Silent Night, Haunted Night
Page 11
My mind was busy thinking up ways to snatch Selene baldheaded, so I wasn’t following him. “Why not?”
“I told her you couldn’t help her because I knew you’d never deliberately call up a spirit. But now it doesn’t matter, because Mary has shown up all on her own.”
“Wait a minute.” Joe never wanted me to “dabble”—never—even when I had no choice. “You actually expect me to help her?”
There was dead silence on the other end of the line. Finally Joe said, “I’m surprised at you, Nicki. This isn’t like you.”
“And this isn’t like you,” I returned heatedly. What the hell was going on? “I’ve told you I don’t trust Selene, that I don’t like Selene, that I don’t want to be anywhere near Selene, whether she’s supernatural or not.” Okay, so maybe I was exaggerating what I’d said in the heat of the moment, but why hadn’t he gotten the message yet?
“The woman’s mother just died,” he said quietly. “Why are you being so hard on her?”
I did the unthinkable. I hung up on him.
I expected him to call me back.
He didn’t.
I waited about ten minutes, giving myself time to calm down. I was hurt, and I didn’t understand; Joe was a smart guy, and I was baffled as to why he wasn’t as suspicious of Selene as I was. I’d told him about the night visit, I’d told him my fears and suspicions. Could he actually be choosing not to believe me?

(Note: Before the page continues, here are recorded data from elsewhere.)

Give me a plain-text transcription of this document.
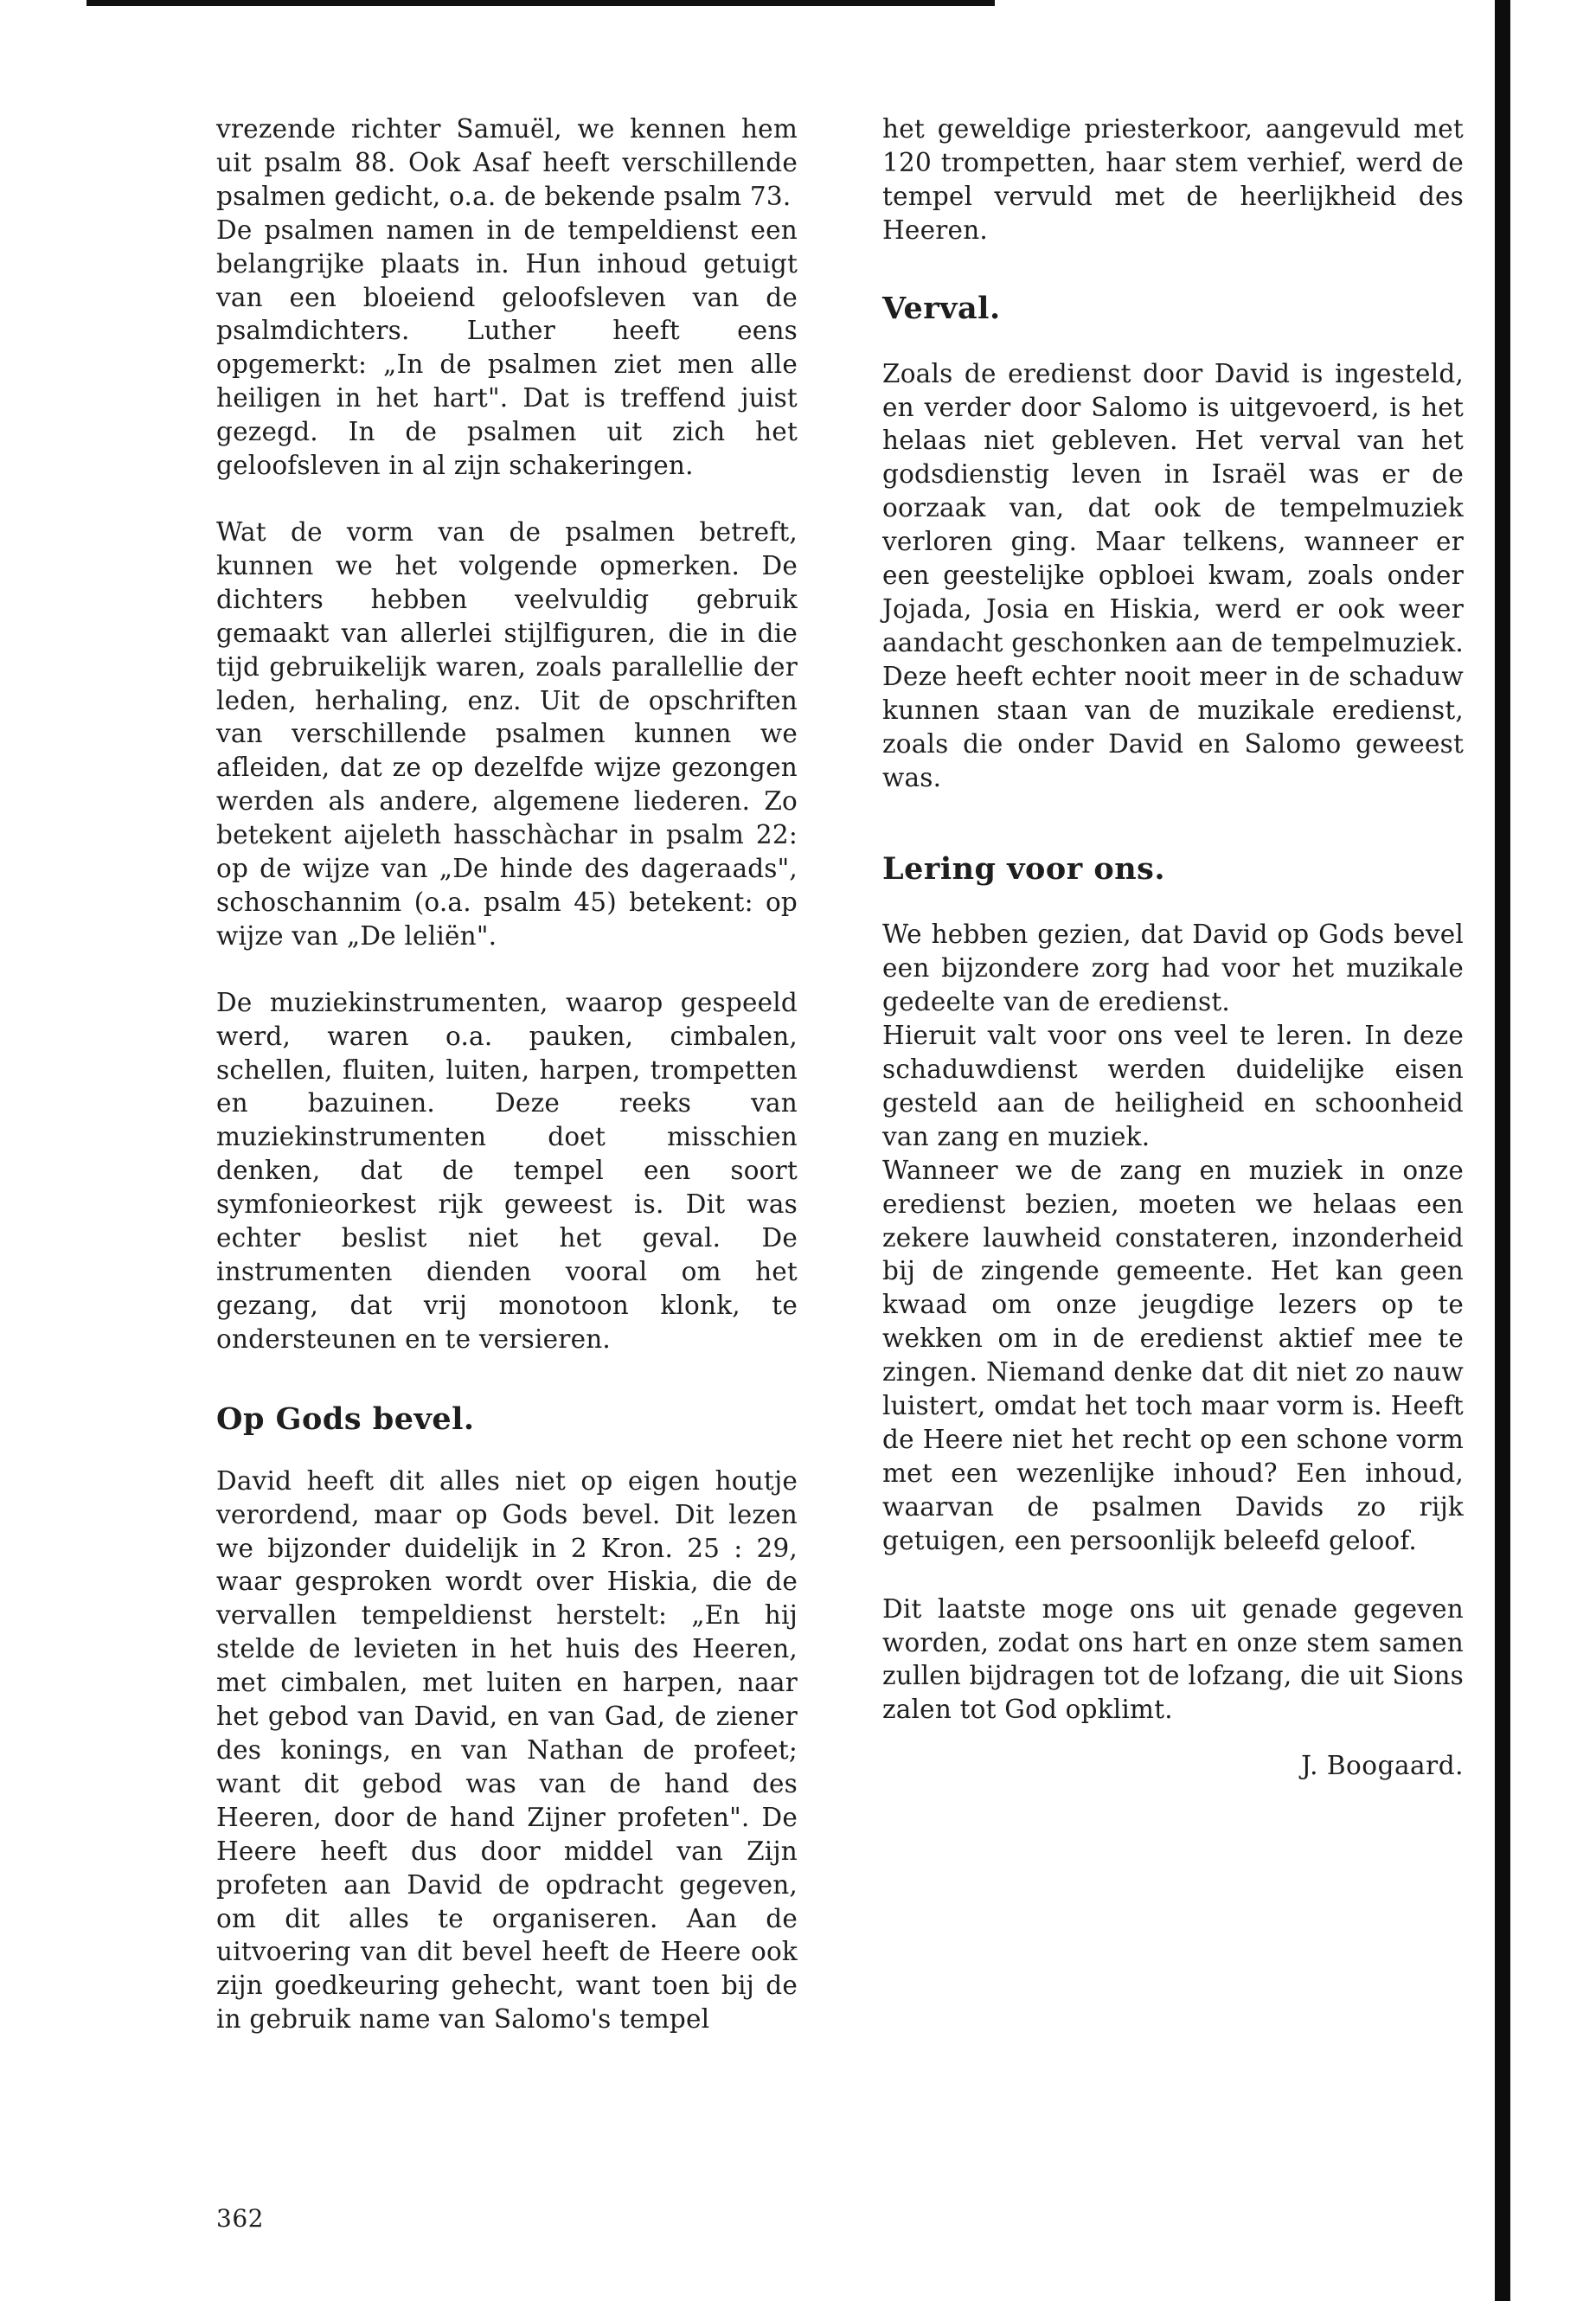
vrezende richter Samuël, we kennen hem uit psalm 88. Ook Asaf heeft verschillende psalmen gedicht, o.a. de bekende psalm 73.

De psalmen namen in de tempeldienst een belangrijke plaats in. Hun inhoud getuigt van een bloeiend geloofsleven van de psalmdichters. Luther heeft eens opgemerkt: „In de psalmen ziet men alle heiligen in het hart". Dat is treffend juist gezegd. In de psalmen uit zich het geloofsleven in al zijn schakeringen.

Wat de vorm van de psalmen betreft, kunnen we het volgende opmerken. De dichters hebben veelvuldig gebruik gemaakt van allerlei stijlfiguren, die in die tijd gebruikelijk waren, zoals parallellie der leden, herhaling, enz. Uit de opschriften van verschillende psalmen kunnen we afleiden, dat ze op dezelfde wijze gezongen werden als andere, algemene liederen. Zo betekent aijeleth hasschàchar in psalm 22: op de wijze van „De hinde des dageraads", schoschannim (o.a. psalm 45) betekent: op wijze van „De leliën".

De muziekinstrumenten, waarop gespeeld werd, waren o.a. pauken, cimbalen, schellen, fluiten, luiten, harpen, trompetten en bazuinen. Deze reeks van muziekinstrumenten doet misschien denken, dat de tempel een soort symfonieorkest rijk geweest is. Dit was echter beslist niet het geval. De instrumenten dienden vooral om het gezang, dat vrij monotoon klonk, te ondersteunen en te versieren.

Op Gods bevel.

David heeft dit alles niet op eigen houtje verordend, maar op Gods bevel. Dit lezen we bijzonder duidelijk in 2 Kron. 25 : 29, waar gesproken wordt over Hiskia, die de vervallen tempeldienst herstelt: „En hij stelde de levieten in het huis des Heeren, met cimbalen, met luiten en harpen, naar het gebod van David, en van Gad, de ziener des konings, en van Nathan de profeet; want dit gebod was van de hand des Heeren, door de hand Zijner profeten". De Heere heeft dus door middel van Zijn profeten aan David de opdracht gegeven, om dit alles te organiseren. Aan de uitvoering van dit bevel heeft de Heere ook zijn goedkeuring gehecht, want toen bij de in gebruik name van Salomo's tempel

het geweldige priesterkoor, aangevuld met 120 trompetten, haar stem verhief, werd de tempel vervuld met de heerlijkheid des Heeren.

Verval.

Zoals de eredienst door David is ingesteld, en verder door Salomo is uitgevoerd, is het helaas niet gebleven. Het verval van het godsdienstig leven in Israël was er de oorzaak van, dat ook de tempelmuziek verloren ging. Maar telkens, wanneer er een geestelijke opbloei kwam, zoals onder Jojada, Josia en Hiskia, werd er ook weer aandacht geschonken aan de tempelmuziek. Deze heeft echter nooit meer in de schaduw kunnen staan van de muzikale eredienst, zoals die onder David en Salomo geweest was.

Lering voor ons.

We hebben gezien, dat David op Gods bevel een bijzondere zorg had voor het muzikale gedeelte van de eredienst.

Hieruit valt voor ons veel te leren. In deze schaduwdienst werden duidelijke eisen gesteld aan de heiligheid en schoonheid van zang en muziek.

Wanneer we de zang en muziek in onze eredienst bezien, moeten we helaas een zekere lauwheid constateren, inzonderheid bij de zingende gemeente. Het kan geen kwaad om onze jeugdige lezers op te wekken om in de eredienst aktief mee te zingen. Niemand denke dat dit niet zo nauw luistert, omdat het toch maar vorm is. Heeft de Heere niet het recht op een schone vorm met een wezenlijke inhoud? Een inhoud, waarvan de psalmen Davids zo rijk getuigen, een persoonlijk beleefd geloof.

Dit laatste moge ons uit genade gegeven worden, zodat ons hart en onze stem samen zullen bijdragen tot de lofzang, die uit Sions zalen tot God opklimt.

J. Boogaard.

362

The thought gave me a sick feeling in the pit of my stomach.
Taking a deep breath, I called his cell phone.
“This is Joe Bascombe. Please leave me a message.”
Undeterred, I hung up, then hit redial. Maybe he was just calling me at the same time. Yeah, that was it. The third time I got his voice mail, I knew the ugly truth; he’d turned off his phone and wasn’t going to answer.
Evidently, Joe did not appreciate being hung up on.
“Oh, come on,” I said loudly, to no one in particular. “Is this the way it’s gonna be?”
“Are you going to stay holed up in the office all day?” Evan asked, sticking his head in the office door.
“Joe’s not taking my calls,” I said, angry all over again. “He actually wants me to help that horrible witch Selene speak to her dead mother. Can you believe it?”
Evan’s eyes got big, either from what I was saying or how angry I was, I wasn’t sure.
“I told him I don’t like her, I told him I don’t trust her—hell, I don’t even think her mother is dead, much less even her mother!”
Evan’s look turned to one of wary confusion, and I knew I was making little sense.
“Selene?” He came all the way into the office. “The hottie with the Furla?”
Snapping my phone shut and tossing it onto my desk, I sighed. “Yes.” There was so much I hadn’t told him. My head ached at the thought of how much I hadn’t told him.
“The one whose mother collapsed on the sidewalk?”
“Yes,” I said again, wearily.
“Her mother died?” Evan was like a dog with a bone. “You didn’t tell me that!”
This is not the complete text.